The authors observed that bicyclo[1.1.0]butane derivatives possessed multiple high-strength ring systems. Additionally, the sp3 carbon atoms have lost their tetrahedral structure, resulting in a significant degree of carbon–carbon bond bending. As a result, these bonds could be easily broken by external effects. Coumarins have a significant electron delocalization system between the benzene ring and the unsaturated lactone ring. When exposed to ultraviolet light, they can emit fluorescence. The presence of hydroxyl and other chromophores on the benzene ring further enhances the fluorescence. When the compounds are exposed to light in the presence of a photocatalyst, the resulting triplet species have an extended excited state lifetime, facilitating interaction with high-strength rings and tandem cyclization. Through a screening of photocatalysts, solvents and reaction conditions, the compound 134 was obtained by intermolecular [2π + 2σ] cycloaddition reaction. They also synthesized a range of derivatives with different substituent types using this reaction.

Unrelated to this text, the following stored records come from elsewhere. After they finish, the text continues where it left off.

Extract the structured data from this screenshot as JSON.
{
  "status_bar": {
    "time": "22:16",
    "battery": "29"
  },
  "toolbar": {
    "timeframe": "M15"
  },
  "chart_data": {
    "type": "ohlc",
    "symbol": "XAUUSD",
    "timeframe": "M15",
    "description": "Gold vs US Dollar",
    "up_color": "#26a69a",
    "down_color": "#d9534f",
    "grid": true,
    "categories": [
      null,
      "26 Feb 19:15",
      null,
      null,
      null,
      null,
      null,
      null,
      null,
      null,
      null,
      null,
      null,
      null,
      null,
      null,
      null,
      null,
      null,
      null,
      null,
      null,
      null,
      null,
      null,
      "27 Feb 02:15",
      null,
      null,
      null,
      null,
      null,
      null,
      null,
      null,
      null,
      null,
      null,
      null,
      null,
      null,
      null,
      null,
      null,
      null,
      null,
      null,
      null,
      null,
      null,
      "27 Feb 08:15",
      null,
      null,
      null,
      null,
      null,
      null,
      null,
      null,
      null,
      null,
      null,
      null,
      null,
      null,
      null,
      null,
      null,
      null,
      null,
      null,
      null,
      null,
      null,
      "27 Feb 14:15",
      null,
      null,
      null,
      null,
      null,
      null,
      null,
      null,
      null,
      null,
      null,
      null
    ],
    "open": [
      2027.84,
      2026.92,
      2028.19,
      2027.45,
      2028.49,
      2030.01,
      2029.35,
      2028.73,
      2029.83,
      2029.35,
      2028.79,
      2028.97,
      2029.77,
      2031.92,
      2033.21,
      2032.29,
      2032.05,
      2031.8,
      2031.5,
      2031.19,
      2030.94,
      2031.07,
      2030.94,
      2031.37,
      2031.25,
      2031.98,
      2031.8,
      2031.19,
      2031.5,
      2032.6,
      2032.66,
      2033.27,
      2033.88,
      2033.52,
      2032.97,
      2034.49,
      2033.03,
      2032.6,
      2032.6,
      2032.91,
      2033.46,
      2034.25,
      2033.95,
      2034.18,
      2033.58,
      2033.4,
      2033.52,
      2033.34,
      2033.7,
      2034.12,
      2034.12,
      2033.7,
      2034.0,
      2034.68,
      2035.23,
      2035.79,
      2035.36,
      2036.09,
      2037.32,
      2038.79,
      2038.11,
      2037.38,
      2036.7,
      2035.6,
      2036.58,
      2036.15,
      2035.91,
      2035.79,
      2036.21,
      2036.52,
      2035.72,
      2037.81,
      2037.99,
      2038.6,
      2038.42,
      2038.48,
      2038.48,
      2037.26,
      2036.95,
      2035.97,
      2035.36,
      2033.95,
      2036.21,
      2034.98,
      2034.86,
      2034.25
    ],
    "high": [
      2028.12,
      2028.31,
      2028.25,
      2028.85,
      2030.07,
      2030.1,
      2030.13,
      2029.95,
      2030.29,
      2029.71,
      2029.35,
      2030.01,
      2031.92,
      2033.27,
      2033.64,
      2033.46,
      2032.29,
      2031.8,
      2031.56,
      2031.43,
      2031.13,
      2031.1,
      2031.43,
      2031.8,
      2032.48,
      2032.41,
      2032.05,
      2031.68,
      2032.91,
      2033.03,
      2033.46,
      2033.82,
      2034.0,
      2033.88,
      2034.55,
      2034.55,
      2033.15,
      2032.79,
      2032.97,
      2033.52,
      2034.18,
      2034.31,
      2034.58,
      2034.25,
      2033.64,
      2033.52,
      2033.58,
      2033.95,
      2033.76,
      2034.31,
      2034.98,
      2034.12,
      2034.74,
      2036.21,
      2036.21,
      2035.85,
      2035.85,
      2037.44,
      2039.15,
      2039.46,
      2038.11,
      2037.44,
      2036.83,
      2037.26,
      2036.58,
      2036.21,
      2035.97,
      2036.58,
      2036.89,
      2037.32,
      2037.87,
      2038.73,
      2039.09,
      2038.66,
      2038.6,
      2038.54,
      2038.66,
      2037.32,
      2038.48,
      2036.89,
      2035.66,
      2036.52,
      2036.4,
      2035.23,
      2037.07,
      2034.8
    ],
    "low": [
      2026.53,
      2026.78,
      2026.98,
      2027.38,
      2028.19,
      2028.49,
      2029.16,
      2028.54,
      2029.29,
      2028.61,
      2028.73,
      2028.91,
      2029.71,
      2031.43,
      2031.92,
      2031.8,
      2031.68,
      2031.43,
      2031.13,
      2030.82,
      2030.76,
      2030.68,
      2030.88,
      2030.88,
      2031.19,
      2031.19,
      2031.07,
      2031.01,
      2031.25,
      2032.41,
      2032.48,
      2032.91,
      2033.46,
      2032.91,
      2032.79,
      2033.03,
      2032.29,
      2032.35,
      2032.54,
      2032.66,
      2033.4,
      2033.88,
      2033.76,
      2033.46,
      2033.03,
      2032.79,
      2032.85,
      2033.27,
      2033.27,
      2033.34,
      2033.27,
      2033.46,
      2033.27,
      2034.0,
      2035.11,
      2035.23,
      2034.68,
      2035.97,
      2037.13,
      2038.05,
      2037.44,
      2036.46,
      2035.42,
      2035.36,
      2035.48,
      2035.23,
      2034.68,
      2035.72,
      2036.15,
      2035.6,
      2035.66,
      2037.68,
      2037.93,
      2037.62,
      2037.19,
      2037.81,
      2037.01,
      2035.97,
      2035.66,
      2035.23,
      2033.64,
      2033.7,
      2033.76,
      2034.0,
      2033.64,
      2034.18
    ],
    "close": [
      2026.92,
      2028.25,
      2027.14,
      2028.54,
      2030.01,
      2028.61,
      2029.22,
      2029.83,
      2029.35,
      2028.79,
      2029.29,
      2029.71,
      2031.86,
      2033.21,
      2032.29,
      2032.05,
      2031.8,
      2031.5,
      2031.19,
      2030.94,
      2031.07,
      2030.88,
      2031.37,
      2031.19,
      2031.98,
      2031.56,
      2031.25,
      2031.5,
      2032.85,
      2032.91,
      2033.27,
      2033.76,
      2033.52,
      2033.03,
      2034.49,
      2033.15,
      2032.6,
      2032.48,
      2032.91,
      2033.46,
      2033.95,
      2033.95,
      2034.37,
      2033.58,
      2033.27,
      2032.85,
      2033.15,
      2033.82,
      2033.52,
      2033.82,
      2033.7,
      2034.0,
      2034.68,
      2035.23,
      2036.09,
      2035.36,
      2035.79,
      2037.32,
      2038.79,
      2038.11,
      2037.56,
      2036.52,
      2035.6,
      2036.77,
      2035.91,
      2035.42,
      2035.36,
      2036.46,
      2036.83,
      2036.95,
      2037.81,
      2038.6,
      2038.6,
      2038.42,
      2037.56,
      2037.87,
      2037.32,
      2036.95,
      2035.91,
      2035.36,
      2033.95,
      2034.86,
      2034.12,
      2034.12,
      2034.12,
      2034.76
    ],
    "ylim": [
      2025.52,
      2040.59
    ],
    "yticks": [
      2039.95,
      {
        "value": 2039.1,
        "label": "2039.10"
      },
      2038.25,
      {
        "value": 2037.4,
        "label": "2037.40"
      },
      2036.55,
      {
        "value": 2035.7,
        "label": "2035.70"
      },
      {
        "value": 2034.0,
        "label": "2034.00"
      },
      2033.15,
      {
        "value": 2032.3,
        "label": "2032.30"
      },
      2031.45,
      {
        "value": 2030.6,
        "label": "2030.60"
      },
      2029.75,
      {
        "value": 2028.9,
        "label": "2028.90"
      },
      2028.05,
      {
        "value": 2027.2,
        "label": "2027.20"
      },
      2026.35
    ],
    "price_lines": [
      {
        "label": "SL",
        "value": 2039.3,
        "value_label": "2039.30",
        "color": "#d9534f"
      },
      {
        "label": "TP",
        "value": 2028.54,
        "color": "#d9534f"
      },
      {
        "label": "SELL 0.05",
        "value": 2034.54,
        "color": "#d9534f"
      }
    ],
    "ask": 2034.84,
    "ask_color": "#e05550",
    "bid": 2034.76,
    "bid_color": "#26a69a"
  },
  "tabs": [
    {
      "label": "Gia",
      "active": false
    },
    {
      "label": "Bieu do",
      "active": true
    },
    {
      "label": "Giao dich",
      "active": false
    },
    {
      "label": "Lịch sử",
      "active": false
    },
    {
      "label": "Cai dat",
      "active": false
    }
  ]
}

Hippolachnin A has gathered global attention for its unique properties and characteristics [70]. In comparison to Carreira’s previous synthesis approach for hippolachnin A [71], Prof. Wood from Baylor University and Associate Prof. Brown from Indiana University, respectively, developed a novel method using a high-strength ring to successfully complete the total synthesis of this compound [119] (Scheme 27).

Scheme 27
scheme 27

Non-classic intermolecular [2 + 2] cycloaddition in the total synthesis of hippolachnin A

Both Wood and Brown utilized tetracyclic [,6.03,5]heptane as the initial material in the synthesis. They constructed a cyclobutane fragment in the core skeleton of hippolachnin A by performing an intermolecular [2π + 2σ] cycloaddition with polysubstituted olefinic substrates. This process involved breaking weak bonds in the tensile ring under visible light-catalyzed conditions, enabling the creation of four chiral centers in a single step. Subsequent steps included alkene complex metathesis, reductive hydrogenation, and a bridgehead sp3 C-H oxidation, ultimately leading to the successfully total synthesis.

6 Conclusions

A variety of cyclobutane-containing natural products featuring peculiar skeletons and diverse activities have been successfully synthesized in recent years. The [2 + 2] cycloaddition is employed as a dominant approach to assemble the cyclobutane scaffolds. Advancements in the field of visible light catalysis, organic catalysis, and transition metal catalysis have significantly enhanced the modes of [2 + 2] cycloaddition reactions. These progressions have led to improved reaction efficiency, increased functional group compatibility, and expanded application scopes for this reaction. The integration of computational chemistry and AI techniques is one of ongoing interest focus for investigating reaction mechanisms. These techniques can be employed to study the reaction mechanism of a specific double bond, estimate the necessary energy for excitation, rationalize photocatalyst screening, and augment stereoselectivity and regioselectivity. With advancements in the [2 + 2] cycloaddition methodology and a deeper comprehension of the cyclobutane chemistry, we anticipate that more efficient synthesis will be developed to assess the structurally complex cyclobutane-containing natural products, thereby facilitating expanded exploration of their chemical space and biological activity.